The need to simultaneously work with different forms of light—both natural and artificial—emerges as a constant challenge.
We use a combination of light sources—head torches, super-powered LED lamps, strobes and sunlight—anything at our disposal. Trying to convey both the depth and scale of the massive caverns is tricky, and requires a coordinated operation involving our guides and porters as human light stands and models - at times taking direction via radio from hundreds of metres away.
In addition, we’re careful not to cause any disturbance to the fragile ecosystem that’s made this place so special.
We’re limited to treading only across already established tracks, meaning that there’s a further constraint in being able to position the camera. Model direction, lens choices and creative use of lighting then became even more important in crafting the image. It's challenging, but here's where experience kicks in. I'm suddenly thankful for all those late night missions out in the field, fumbling around in the darkness, shooting portraits under the stars.
"Backlight him with the LED!"
"Get up on that stalagmite and hold still for 20 seconds!"
"Everybody - head torches on, light up the cavern walls!"
It's a mixture of walkie-talkie chatter, as well as good old-fashioned yelling across the vast expanse at each other. We take turns to set their creative agenda; all the while we click away, lost in our own worlds. As everyone slowly finds satisfaction with their shots, a silence starts descending upon the group, bar the odd drip of water hitting the calcite below. Those moments of silence are something I'll always remember from this trip. With the adrenaline of creating the photograph now over, simple appreciation of nature begins.
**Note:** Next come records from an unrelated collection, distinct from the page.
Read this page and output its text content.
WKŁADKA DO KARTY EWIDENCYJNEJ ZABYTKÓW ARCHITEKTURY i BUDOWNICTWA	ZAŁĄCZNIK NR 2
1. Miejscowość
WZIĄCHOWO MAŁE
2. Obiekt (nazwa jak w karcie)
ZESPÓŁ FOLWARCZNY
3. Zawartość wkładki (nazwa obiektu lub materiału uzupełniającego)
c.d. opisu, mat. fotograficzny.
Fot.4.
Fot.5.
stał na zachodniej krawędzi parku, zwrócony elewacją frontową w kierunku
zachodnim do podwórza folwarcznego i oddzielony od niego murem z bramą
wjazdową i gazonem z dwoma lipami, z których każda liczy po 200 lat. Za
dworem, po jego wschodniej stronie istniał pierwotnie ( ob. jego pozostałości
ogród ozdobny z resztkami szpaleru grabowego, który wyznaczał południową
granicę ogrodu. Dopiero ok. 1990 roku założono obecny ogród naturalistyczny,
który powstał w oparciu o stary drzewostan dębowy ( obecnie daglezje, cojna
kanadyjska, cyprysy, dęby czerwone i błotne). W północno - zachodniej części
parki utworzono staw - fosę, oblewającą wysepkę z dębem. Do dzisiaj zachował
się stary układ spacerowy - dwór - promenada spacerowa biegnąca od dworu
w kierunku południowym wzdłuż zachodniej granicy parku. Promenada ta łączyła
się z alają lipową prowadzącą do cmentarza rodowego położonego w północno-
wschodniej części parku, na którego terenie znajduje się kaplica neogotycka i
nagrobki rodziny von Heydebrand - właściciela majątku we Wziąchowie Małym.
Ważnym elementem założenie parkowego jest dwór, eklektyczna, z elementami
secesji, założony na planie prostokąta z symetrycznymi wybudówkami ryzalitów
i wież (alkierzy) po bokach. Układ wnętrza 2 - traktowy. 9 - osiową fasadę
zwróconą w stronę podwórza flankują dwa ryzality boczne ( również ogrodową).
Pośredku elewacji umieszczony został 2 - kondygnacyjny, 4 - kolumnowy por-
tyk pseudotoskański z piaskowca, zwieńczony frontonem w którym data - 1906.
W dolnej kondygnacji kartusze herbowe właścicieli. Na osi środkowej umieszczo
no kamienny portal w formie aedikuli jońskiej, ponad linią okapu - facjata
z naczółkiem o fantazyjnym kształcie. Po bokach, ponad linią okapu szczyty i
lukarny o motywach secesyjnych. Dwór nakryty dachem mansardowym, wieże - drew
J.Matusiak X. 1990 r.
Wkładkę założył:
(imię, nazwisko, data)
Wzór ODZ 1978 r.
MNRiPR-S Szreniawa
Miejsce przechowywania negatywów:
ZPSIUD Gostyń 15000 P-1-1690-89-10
It's amazing what five days inside a cave can do to you. I'd been thinking about this trip all wrong. The cave wasn't the daunting, anxiety-inducing monster I'd been imagining this whole time. Rather, it was the antidote; an unexpected way of re-aligning myself with my motivations and goals; a chance to self-audit and put my creative journey into perspective.
Rather, it was the antidote; an unexpected way of re-aligning myself with my motivations and goals; a chance to self-audit and put my creative journey into perspective.
Oh and the whole running thing; turns out I really didn't have much to worry about. Sure, it was tough trek, but I'd underestimated myself by a long shot. I'd been training for this hike for years without knowing it. All the previous photography adventures, the getting-up-before-sunrises, the midnight trekking, the miles spent exploring foreign cities on foot, the jumping from airport to airport. Sure, I don't know what it's like to get on an exercise bike or step foot on a treadmill, but I sure as hell know the feeling of lugging a twenty-kilo camera bag up a mountain.
All those struggles—all the things I already did in pursuit of epic photography—prepared me for this. Not only physically, but creatively too. And I think that's something to always remember.
Just by turning up—just by doing it and putting one foot in front of the other—is progress. It may not seem like it at the time, but every day spent pursuing your craft is an opportunity to grow and learn. And before you know it, you're in the remote Vietnam, shooting sunbeams blast through the middle of the world's largest cave. Step by step.